Electric field controlled valley-polarized photocurrent switch based on the circular bulk photovoltaic effect

TL;DR

This paper proposes an electric field-controlled method to switch valley-polarized photocurrents in 2D materials by manipulating Berry curvature, enabling potential valleytronic devices.

Contribution

It introduces a novel electrical scheme using a two-band Dirac model to control valley-polarized photocurrents via Berry curvature sign change.

Findings

Switching of valley-polarized photocurrent is linked to Berry curvature sign flip.

The scheme is validated in monolayer BiAsI2 and germanene.
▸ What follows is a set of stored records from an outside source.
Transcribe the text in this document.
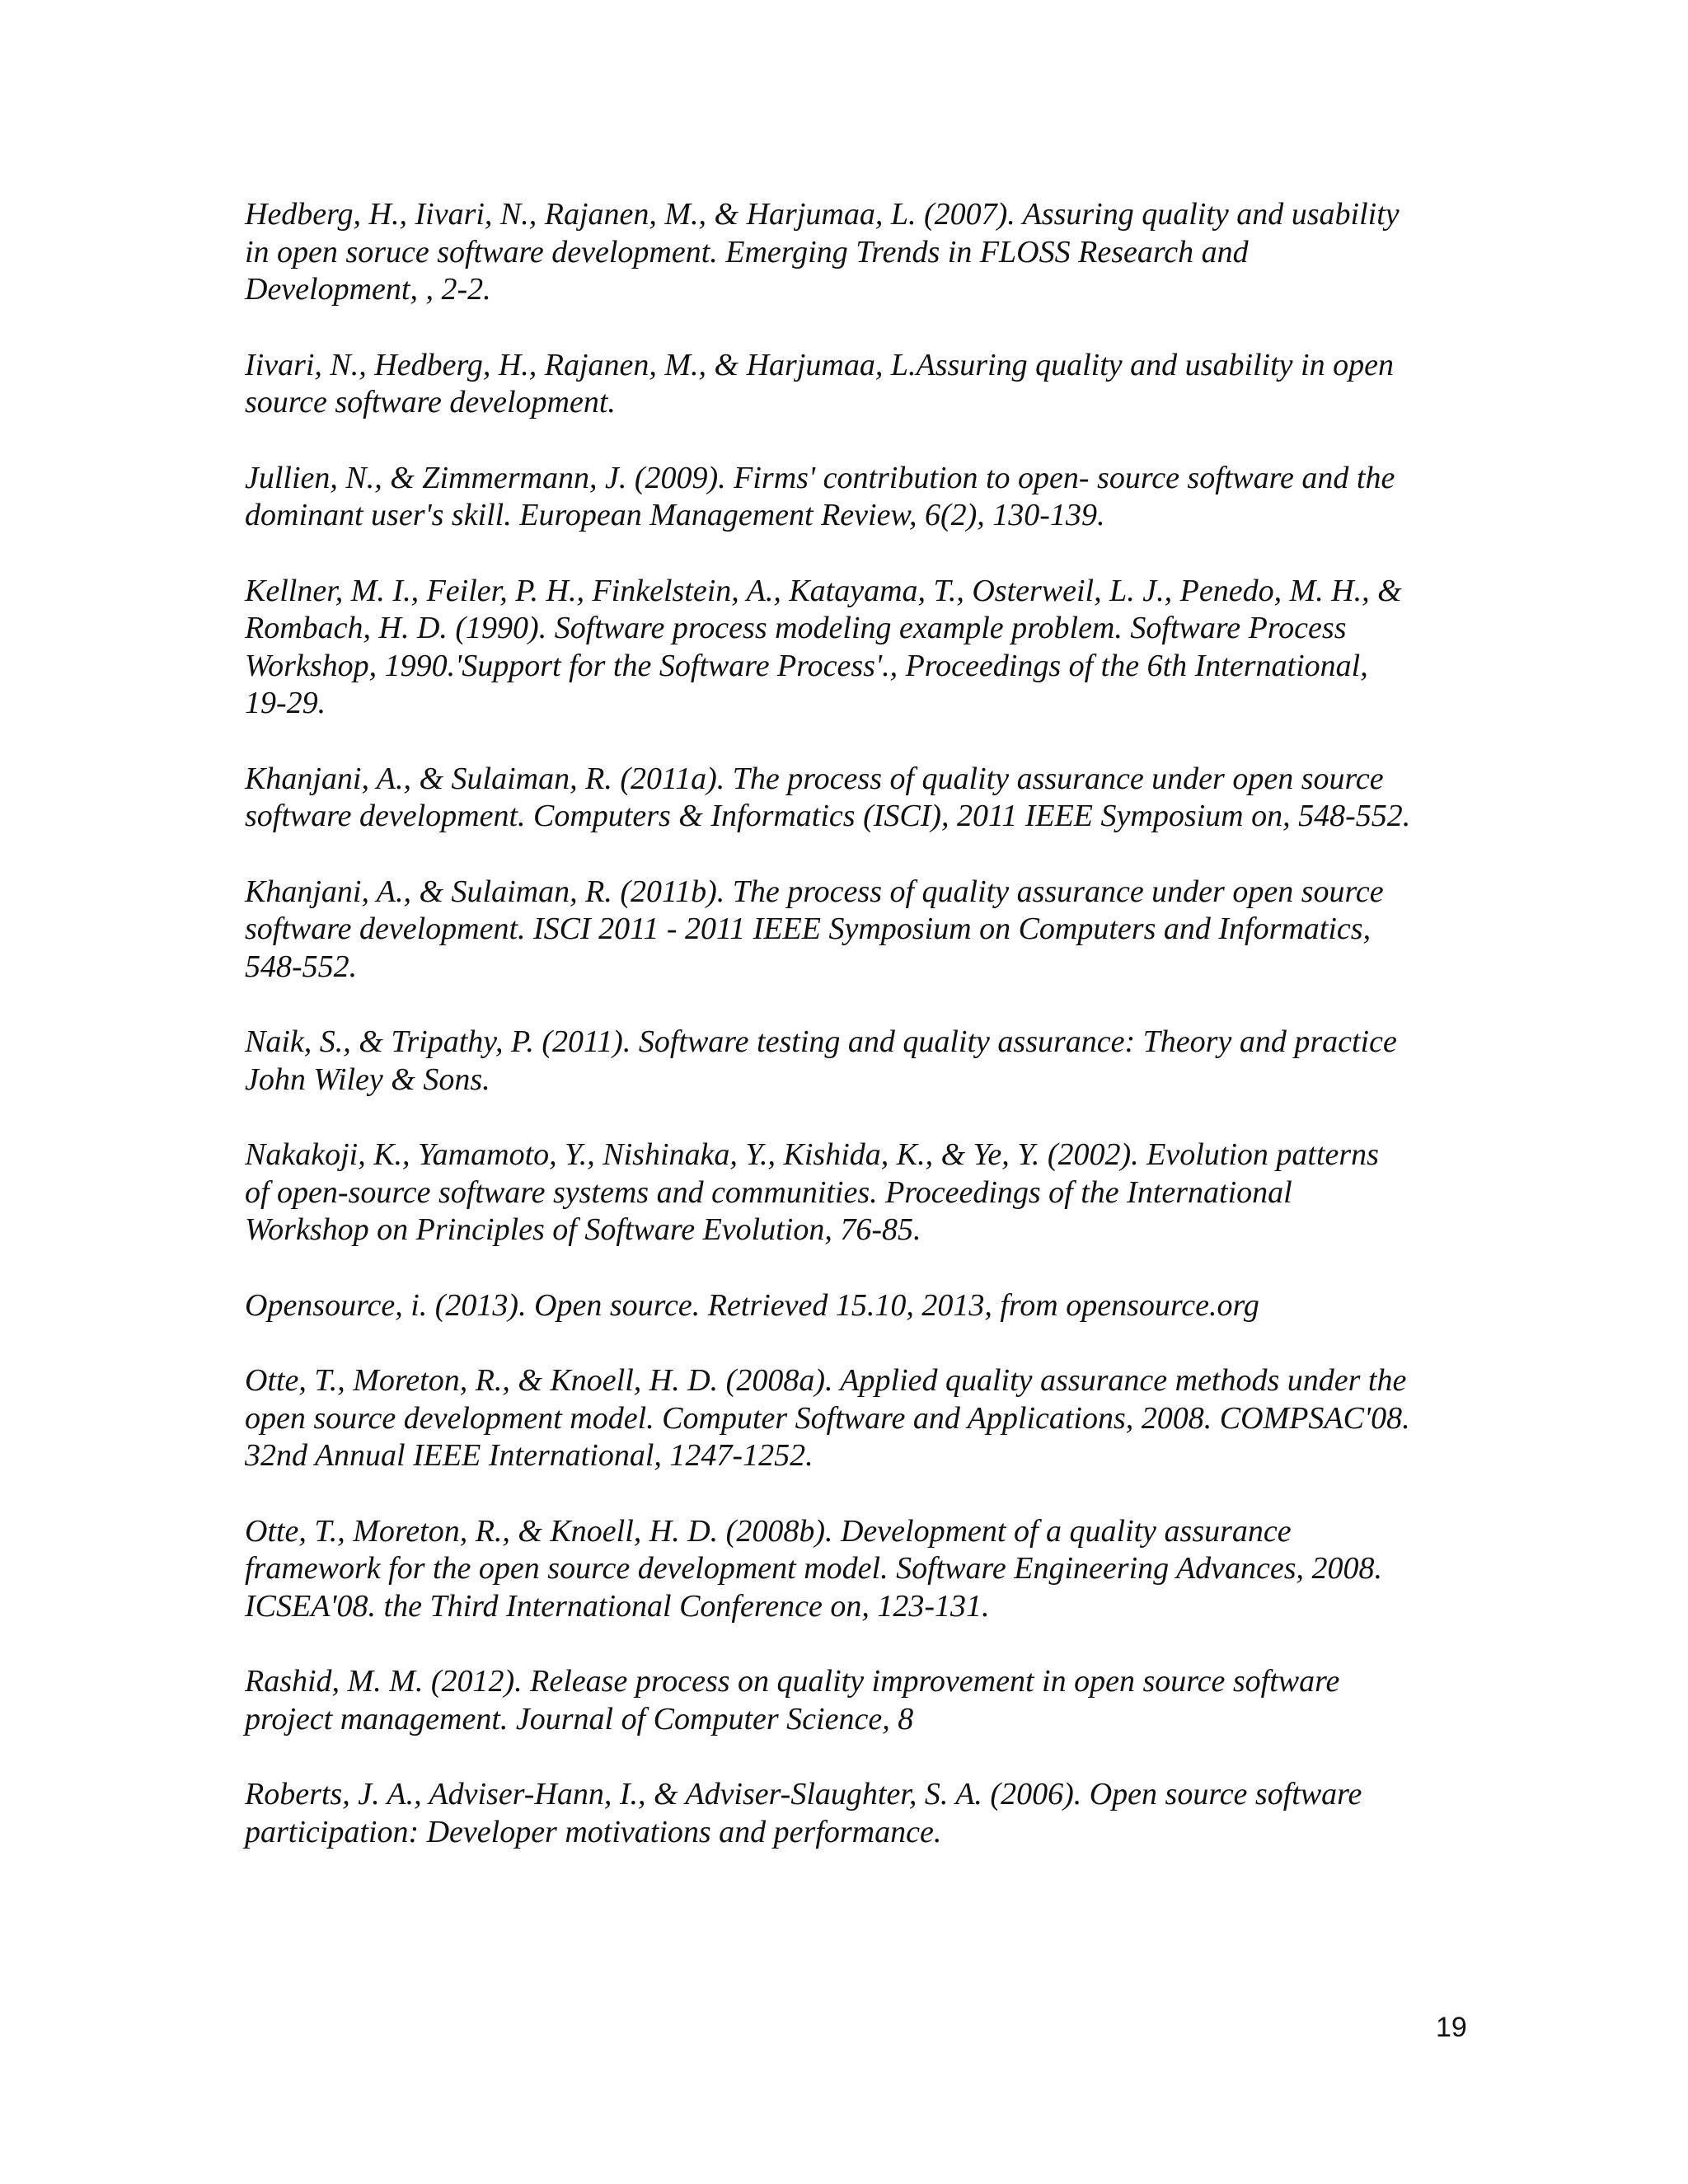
Hedberg, H., Iivari, N., Rajanen, M., & Harjumaa, L. (2007). Assuring quality and usability
in open soruce software development. Emerging Trends in FLOSS Research and
Development, , 2-2.
Iivari, N., Hedberg, H., Rajanen, M., & Harjumaa, L.Assuring quality and usability in open
source software development.
Jullien, N., & Zimmermann, J. (2009). Firms' contribution to open‐ source software and the
dominant user's skill. European Management Review, 6(2), 130-139.
Kellner, M. I., Feiler, P. H., Finkelstein, A., Katayama, T., Osterweil, L. J., Penedo, M. H., &
Rombach, H. D. (1990). Software process modeling example problem. Software Process
Workshop, 1990.'Support for the Software Process'., Proceedings of the 6th International,
19-29.
Khanjani, A., & Sulaiman, R. (2011a). The process of quality assurance under open source
software development. Computers & Informatics (ISCI), 2011 IEEE Symposium on, 548-552.
Khanjani, A., & Sulaiman, R. (2011b). The process of quality assurance under open source
software development. ISCI 2011 - 2011 IEEE Symposium on Computers and Informatics,
548-552.
Naik, S., & Tripathy, P. (2011). Software testing and quality assurance: Theory and practice
John Wiley & Sons.
Nakakoji, K., Yamamoto, Y., Nishinaka, Y., Kishida, K., & Ye, Y. (2002). Evolution patterns
of open-source software systems and communities. Proceedings of the International
Workshop on Principles of Software Evolution, 76-85.
Opensource, i. (2013). Open source. Retrieved 15.10, 2013, from opensource.org
Otte, T., Moreton, R., & Knoell, H. D. (2008a). Applied quality assurance methods under the
open source development model. Computer Software and Applications, 2008. COMPSAC'08.
32nd Annual IEEE International, 1247-1252.
Otte, T., Moreton, R., & Knoell, H. D. (2008b). Development of a quality assurance
framework for the open source development model. Software Engineering Advances, 2008.
ICSEA'08. the Third International Conference on, 123-131.
Rashid, M. M. (2012). Release process on quality improvement in open source software
project management. Journal of Computer Science, 8
Roberts, J. A., Adviser-Hann, I., & Adviser-Slaughter, S. A. (2006). Open source software
participation: Developer motivations and performance.
19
Potential for valley-based memory devices is demonstrated.

Abstract

Efficient electric manipulation of valley degrees of freedom is critical and challenging for the advancement of valley-based information science and technology. We put forth an electrical scheme, based on a two-band Dirac model, that can switch the fully valley-polarized photocurrent between K and K' valleys using the circular bulk electro-photovoltaic effect. This is accomplished by applying an out-of-plane electric field to the two-dimensional valley materials, which enables continuous tuning of the Berry curvature and its sign flip. We found that the switch of the fully valley-polarized photocurrent is directly tied to the sign change of Berry curvature, which accompanies a topological phase transition, for instance, the quantum spin Hall effect and the quantum valley Hall effect. This scheme has been confirmed in monolayer BiAsI2 and germanene through first-principles calculations. Our paper offers a promising strategy for the development of a volatile valley-addressable memory device and could inspire further research in this area.